Annoncer une mauvaise nouvelle à un patient souffrant de la maladie d’Alzheimer : interrogations éthiques et attitude pratique

Dans le cadre général, il existe des raisons légales, déontologiques et morales qui incitent à annoncer l’information au malade. Cependant, dans certaines situations pratiques, il peut être légitime de vouloir cacher une mauvaise nouvelle.

Par : Julien Berthaud, Praticien hospitalier, service de gériatrie, Hôpital de Provins | Publié le : 27 juin 2012

Au cours du suivi d’un patient souffrant de la maladie d’Alzheimer ou d’une maladie apparentée, le médecin est parfois confronté à l’annonce d’une mauvaise nouvelle. Maladie d’un conjoint, décès dans l’entourage, institutionnalisation non souhaitée, annonce d’une maladie grave ou d’une décision de protection juridique : l’annonce est souvent l’occasion d’interrogations éthiques. Faut-il, au regard des troubles cognitifs observés chez le malade, délivrer une information qui risque d’être mal comprise, voire de nuire ? Le médecin, seul ou avec l’entourage, devra prendre la responsabilité de décider s’il doit annoncer la mauvaise nouvelle ou s’il est préférable de la taire.

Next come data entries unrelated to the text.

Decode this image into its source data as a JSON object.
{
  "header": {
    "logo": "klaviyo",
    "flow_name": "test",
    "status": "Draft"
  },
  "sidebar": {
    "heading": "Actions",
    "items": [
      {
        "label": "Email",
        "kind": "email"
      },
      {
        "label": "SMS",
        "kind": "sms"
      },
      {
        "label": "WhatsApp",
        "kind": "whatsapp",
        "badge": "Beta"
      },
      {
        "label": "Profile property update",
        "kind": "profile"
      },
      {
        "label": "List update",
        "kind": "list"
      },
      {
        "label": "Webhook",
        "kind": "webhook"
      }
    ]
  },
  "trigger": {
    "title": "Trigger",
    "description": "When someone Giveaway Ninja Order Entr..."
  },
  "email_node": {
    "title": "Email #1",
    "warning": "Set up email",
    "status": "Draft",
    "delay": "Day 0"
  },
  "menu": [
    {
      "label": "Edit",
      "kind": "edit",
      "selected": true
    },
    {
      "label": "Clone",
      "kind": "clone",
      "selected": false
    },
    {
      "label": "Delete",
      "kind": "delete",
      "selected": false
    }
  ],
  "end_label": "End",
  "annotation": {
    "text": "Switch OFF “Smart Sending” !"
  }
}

Dans le cadre général, il existe des raisons légales, déontologiques et morales qui incitent à annoncer l’information au malade. Droit et devoir d’information, engagement moral envers le malade, respect de l’autonomie, préparation de l’avenir et libération des émotions motivent l’annonce de la mauvaise nouvelle au malade. Dans une médecine autonomiste, la ligne déontologique est claire : le médecin a le devoir de délivrer l’information au malade afin de le laisser libre d’exercer son autonomie décisionnelle. Le recueil des souhaits des malades au stade débutant de la maladie d’Alzheimer peut être un précieux recours ensuite, mais il oblige le médecin à savoir anticiper très en avance des questions qui peuvent survenir en demandant au malade d’exprimer ses choix et ses valeurs lorsqu’il est encore capable de le faire.

 

Cacher pour ne pas nuire ?

Cependant, dans certaines situations pratiques, il peut être légitime de vouloir cacher une mauvaise nouvelle : le patient qui souffre de la maladie d’Alzheimer est une personne vulnérable qu’une mauvaise nouvelle peut atteindre profondément dans son estime de soi, dans ses projets ou dans son bien-être, avec des conséquences parfois redoutables pour le malade et l’organisation des soins. Dans une optique téléologique, il est donc parfois nécessaire de taire une information pour protéger le malade, maintenir une relation thérapeutique ou éviter les situations de crise qui peuvent nuire au patient et à son bien-être. Dans la maladie d’Alzheimer, la prise de décision est rendue complexe par l’existence de troubles cognitifs et psychologiques qui éloignent le malade des représentations habituelles. Il est bien difficile de savoir ce que peut penser ou ressentir un malade qui ne peut pas appréhender le monde de la même façon : variabilité des présentations cliniques, étrangeté des symptômes, singularité des situations et des réactions des malades, difficultés de communication, influence des habitudes sociales et de l’inconscient rendent incertaine l’évaluation des conséquences de l’annonce. Le médecin, confronté à ses propres représentations de la maladie d’Alzheimer, court en permanence le risque de mal estimer un patient qui est pour lui totalement autre et de choisir à tort de délivrer ou non la mauvaise nouvelle.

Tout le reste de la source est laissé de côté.